A working mode for the directory is ‘0777’ and there’s a long string of nfs options. They are described in detail in the exports(5) man page. Here’s a high-level summary of each:

  • rw: Enable writes to the export (default is read-only).
  • async: Allow the NFS server process to accept additional writes before the current writes are written to disk. This is very much a preference and has potential for lost data.
  • no_wdelay: Do not delay writes if the server suspects (how? I don’t know) that another write is coming. This is a default with async so actually has no specific benefit here unless you remove async. This can have performance impacts, check whether wdelay is more appropriate.
  • no_root_squash: Do not map requests from uid/gid 0 (typically root) to the anonymous uid/gid.
  • insecure_locks: Do not require authentication of locking requests.
  • sec=sys: There are a number of modes, sys means no cryptographic security is used.
  • anonuid/anongid: The uid/gid for the anonymous user. On my Synology these are 1025/100 and match the guest account. Most Linux distros use 99/99 for the nobody account. vSphere will be writing as root so this likely has no actual effect.

I changed the netmask and anon(u|g)id values, as it’s most likely that a linux box with a nobody user would be the only non-vSphere client. Those should be the only values you need to change; async and no_wdelay are up to your preference.

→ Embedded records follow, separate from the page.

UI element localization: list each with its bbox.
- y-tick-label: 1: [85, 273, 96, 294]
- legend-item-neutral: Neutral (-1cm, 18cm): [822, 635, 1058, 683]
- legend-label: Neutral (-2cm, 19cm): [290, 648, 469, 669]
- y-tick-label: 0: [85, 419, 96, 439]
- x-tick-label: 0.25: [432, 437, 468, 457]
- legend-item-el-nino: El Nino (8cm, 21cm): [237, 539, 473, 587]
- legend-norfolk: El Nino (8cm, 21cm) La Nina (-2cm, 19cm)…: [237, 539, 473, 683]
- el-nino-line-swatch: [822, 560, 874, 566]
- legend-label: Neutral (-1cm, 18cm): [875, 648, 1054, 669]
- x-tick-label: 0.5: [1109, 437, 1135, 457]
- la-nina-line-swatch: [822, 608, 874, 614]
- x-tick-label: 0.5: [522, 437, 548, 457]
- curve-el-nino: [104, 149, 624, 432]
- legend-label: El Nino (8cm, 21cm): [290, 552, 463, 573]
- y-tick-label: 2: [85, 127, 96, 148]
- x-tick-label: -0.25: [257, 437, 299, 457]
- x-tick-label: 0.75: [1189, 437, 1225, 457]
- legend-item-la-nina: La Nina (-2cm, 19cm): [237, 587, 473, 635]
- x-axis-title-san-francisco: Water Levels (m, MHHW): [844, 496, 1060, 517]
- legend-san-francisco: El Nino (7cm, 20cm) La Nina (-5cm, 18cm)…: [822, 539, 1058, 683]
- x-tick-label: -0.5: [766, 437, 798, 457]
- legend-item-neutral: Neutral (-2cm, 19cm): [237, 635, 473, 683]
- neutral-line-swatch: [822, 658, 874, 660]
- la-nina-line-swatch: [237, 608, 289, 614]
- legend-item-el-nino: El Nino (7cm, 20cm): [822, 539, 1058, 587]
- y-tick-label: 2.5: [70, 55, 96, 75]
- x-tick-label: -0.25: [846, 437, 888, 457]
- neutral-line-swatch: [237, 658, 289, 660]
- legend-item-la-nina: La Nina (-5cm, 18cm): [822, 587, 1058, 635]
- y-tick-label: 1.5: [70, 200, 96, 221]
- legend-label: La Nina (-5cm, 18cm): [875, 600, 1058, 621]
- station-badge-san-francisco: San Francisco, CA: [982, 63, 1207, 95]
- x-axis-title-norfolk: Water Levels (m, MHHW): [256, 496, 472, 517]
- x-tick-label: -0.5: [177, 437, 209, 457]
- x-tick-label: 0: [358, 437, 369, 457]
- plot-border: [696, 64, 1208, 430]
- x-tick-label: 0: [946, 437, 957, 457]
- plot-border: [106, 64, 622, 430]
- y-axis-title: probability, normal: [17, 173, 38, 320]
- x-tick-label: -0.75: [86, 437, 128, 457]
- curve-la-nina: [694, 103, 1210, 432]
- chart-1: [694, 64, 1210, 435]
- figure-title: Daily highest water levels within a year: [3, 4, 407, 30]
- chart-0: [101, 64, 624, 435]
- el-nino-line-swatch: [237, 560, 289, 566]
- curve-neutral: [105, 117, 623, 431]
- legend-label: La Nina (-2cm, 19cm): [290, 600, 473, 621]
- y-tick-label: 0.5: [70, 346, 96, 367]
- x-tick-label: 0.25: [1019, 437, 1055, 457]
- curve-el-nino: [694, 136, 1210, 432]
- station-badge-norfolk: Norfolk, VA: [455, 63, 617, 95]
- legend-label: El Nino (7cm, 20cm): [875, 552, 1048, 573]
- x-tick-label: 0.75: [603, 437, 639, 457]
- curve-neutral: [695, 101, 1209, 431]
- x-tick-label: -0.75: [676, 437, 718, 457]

If you use Puppet, you can automate the setup of your NFS server and exports. I use the echocat/nfs module from the forge (don’t forget the dependencies!). With the assumption that you already have a /nfs mount of sufficient size in place, the following manifest will create a share with the correct permissions and export flags for use with vSphere:

node server {
  include ::nfs::server

  file{ '/nfs/vsphere':
    ensure => directory,
    mode   => '0777',
  }
  ::nfs::server::export{ '/nfs/vsphere':
    ensure  => 'mounted',
    nfstag  => 'vsphere',
    clients => '10.0.0.0/24(rw,async,no_wdelay,no_root_squash,insecure_locks,sec=sys,anonuid=99,anongid=99)',
  }
}

To add your new datastore to vSphere, launch the vSphere Web Client. Go to the Datastores page, select the Datacenter you want to add the export to, and click on the Related Objects tab. Select Datastores and the first icon is to add a new datastore. Select NFS and the NFS version (new to vSphere 6), give your datastore a name, and provide the name of the export (/nfs/vsphere) and the hostname/IP of the server (nfs.example.com). Continue through the wizard, checking each host that will need the new datastore.

NFS Exports fig 3

Click Finish and you have a datastore that uses NFS! You may need to tweak the export flags for your environment, but this should be a good starting point. If you are aware of a better set of export flags, please let me know in the comments. Thanks!